Haïti, Etat insulaire d’11 millions d’habitants, fait face à des défis de taille : pauvreté, instabilité politique, violence extrême, crise économique et humanitaire, exposition accrue aux tremblements de terre, etc. Aujourd’hui, Haïti, Etat failli et dominé par le chaos, peut-il sortir de la crise grâce à un changement de modèle institutionnel ?
Par Camille Léveillé
Un enlisement constant
Si Haïti a toujours été un Etat à la stabilité relative, l’explosion de la violence ces dernières années est sans pareille. Dernier fait marquant : l’assassinat du président Jovenel Moise en juillet dernier. Depuis, « la situation sécuritaire ne fait qu’empirer » souligne Frédéric Thomas, docteur en science politique et chargé d’étude au Centre Tricontinental. Les gangs armés ont profité de la confusion politique et institutionnelle causée par cet assassinat pour étendre leur territoire. « On estime que 60% de Port-au-Prince est aujourd’hui aux mains des gangs » confie Frédéric Thomas.
Les chiffres de la criminalité dans le pays sont alarmants. En 2021, un rapport du Centre d’analyse et de recherche des droits de l’Homme fait état de 949 kidnappings contre 796 en 2020. « Il s’agit d’une estimation basse car lorsqu’un groupe d’individus est enlevé, toutes les personnes ne sont pas comptabilisées. En réalité, il y a eu bien plus d’enlèvements. »explique le docteur en science politique. Haïti est le pays avec le plus haut taux de kidnapping par habitant. « Haïti est une terre de forte émigration. Ainsi, les bandits enlèvent les personnes riches mais, fait plus étonnant, ils kidnappent également les personnes pauvres en espérant que leurs familles basées à l’étranger paient la rançon. » note Frédéric Thomas.

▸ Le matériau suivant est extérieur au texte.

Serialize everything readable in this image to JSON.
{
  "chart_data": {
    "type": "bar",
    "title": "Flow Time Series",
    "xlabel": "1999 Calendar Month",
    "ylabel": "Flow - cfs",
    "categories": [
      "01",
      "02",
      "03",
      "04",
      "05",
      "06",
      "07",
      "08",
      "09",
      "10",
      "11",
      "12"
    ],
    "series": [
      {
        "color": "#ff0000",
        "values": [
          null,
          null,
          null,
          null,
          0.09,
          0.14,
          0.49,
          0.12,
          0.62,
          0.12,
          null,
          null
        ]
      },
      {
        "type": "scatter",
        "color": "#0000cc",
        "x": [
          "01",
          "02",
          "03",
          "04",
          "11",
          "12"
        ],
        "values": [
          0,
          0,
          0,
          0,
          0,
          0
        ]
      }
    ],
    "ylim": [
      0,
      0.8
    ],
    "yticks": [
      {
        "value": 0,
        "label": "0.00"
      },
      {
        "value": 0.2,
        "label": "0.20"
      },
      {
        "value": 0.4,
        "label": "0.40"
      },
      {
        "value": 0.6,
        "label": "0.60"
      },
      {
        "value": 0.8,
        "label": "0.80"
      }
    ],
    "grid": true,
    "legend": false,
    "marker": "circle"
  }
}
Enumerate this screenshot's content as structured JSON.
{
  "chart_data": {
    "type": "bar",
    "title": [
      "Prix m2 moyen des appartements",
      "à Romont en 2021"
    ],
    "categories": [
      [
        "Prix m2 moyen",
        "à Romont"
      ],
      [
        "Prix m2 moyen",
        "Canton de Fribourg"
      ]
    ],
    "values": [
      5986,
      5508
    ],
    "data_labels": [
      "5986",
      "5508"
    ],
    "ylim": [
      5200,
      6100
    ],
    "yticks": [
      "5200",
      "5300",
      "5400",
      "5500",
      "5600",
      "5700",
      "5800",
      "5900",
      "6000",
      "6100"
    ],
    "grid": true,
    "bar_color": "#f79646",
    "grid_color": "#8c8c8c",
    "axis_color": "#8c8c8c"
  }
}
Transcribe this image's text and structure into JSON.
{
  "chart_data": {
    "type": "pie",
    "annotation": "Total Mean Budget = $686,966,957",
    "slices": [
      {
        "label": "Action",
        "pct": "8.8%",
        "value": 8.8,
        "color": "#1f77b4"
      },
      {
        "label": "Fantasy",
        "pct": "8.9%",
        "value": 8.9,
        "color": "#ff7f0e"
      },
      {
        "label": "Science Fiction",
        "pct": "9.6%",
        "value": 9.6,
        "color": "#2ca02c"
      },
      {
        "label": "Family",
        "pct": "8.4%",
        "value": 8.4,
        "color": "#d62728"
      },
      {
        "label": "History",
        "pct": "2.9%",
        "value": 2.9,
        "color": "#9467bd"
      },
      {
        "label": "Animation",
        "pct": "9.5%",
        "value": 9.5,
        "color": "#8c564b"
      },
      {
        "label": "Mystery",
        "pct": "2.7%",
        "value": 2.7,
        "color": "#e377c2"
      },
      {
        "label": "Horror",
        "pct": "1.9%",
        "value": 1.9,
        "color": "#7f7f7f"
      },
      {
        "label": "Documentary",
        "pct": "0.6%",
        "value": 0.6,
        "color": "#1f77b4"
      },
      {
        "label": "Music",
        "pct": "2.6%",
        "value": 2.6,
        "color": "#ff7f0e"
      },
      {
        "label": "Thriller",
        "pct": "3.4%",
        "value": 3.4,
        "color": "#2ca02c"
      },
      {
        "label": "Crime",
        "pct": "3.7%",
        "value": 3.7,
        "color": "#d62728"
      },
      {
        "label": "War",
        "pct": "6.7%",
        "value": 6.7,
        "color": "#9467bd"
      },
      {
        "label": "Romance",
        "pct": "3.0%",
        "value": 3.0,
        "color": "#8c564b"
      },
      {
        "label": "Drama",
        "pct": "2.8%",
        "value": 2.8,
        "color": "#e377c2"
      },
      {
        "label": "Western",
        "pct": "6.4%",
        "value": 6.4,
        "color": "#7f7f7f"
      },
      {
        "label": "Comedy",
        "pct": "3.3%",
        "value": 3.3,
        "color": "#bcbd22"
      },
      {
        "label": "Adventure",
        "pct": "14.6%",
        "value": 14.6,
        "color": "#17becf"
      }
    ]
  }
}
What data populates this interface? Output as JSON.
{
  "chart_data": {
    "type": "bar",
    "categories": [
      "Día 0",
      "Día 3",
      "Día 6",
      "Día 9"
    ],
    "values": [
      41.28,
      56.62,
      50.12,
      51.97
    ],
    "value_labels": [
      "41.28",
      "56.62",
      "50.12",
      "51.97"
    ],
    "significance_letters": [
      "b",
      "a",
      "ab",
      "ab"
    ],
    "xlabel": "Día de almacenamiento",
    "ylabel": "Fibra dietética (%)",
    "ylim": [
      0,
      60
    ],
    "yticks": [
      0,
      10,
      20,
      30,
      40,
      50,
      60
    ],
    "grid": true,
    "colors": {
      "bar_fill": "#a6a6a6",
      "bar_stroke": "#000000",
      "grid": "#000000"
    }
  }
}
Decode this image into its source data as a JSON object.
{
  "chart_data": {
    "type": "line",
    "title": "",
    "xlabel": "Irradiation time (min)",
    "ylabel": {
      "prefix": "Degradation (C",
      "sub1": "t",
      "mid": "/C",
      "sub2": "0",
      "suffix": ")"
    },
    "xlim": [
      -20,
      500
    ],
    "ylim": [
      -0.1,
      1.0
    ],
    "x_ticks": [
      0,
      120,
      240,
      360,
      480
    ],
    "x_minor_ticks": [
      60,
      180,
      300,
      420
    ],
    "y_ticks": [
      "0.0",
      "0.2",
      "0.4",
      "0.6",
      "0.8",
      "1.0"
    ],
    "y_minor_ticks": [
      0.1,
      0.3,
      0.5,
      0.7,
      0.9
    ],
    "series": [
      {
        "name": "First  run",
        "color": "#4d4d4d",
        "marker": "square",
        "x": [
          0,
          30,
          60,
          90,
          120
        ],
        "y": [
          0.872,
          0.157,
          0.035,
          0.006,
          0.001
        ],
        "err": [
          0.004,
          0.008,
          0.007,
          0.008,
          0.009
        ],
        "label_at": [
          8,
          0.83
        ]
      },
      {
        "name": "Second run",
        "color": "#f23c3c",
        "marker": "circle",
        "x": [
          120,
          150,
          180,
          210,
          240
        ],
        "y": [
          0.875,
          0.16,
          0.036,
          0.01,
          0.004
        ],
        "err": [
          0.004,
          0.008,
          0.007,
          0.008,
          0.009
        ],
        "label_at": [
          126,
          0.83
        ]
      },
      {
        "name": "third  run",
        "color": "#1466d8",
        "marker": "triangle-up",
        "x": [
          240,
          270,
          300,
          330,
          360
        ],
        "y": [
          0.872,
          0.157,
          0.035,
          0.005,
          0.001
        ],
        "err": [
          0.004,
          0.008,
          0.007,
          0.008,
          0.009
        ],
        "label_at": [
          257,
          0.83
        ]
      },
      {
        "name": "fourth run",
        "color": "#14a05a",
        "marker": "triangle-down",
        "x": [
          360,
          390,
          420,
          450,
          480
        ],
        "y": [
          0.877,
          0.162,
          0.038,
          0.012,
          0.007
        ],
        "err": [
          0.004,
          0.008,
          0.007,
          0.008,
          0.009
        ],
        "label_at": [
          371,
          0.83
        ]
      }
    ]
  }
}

La crise institutionnelle, quant à elle, est totale. Paralysie des institutions, gouvernement sans légitimité démocratique et corruption sont les principaux maux de cette crise dans la crise. L’enquête sur l’assassinat de Jovenel Moïse en est un parfait exemple. Sans juge d’instruction depuis deux semaines maintenant, elle ne peut avancer. Ariel Henry, ancien Premier ministre, désormais Président est soupçonné d’être impliqué dans le meurtre. Il aurait échangé plusieurs appels avec l’un des principaux suspects1. Pourtant, il continue d’exercer ses fonctions sans être inquiété.
Par ailleurs, le droit de vote des citoyens est suspendu depuis 2017.
La situation économique, sociale, sécuritaire et politique pousse de nombreux Haïtiens à quitter leur terre natale, dans l’espoir d’une vie meilleure, en République dominicaine notamment.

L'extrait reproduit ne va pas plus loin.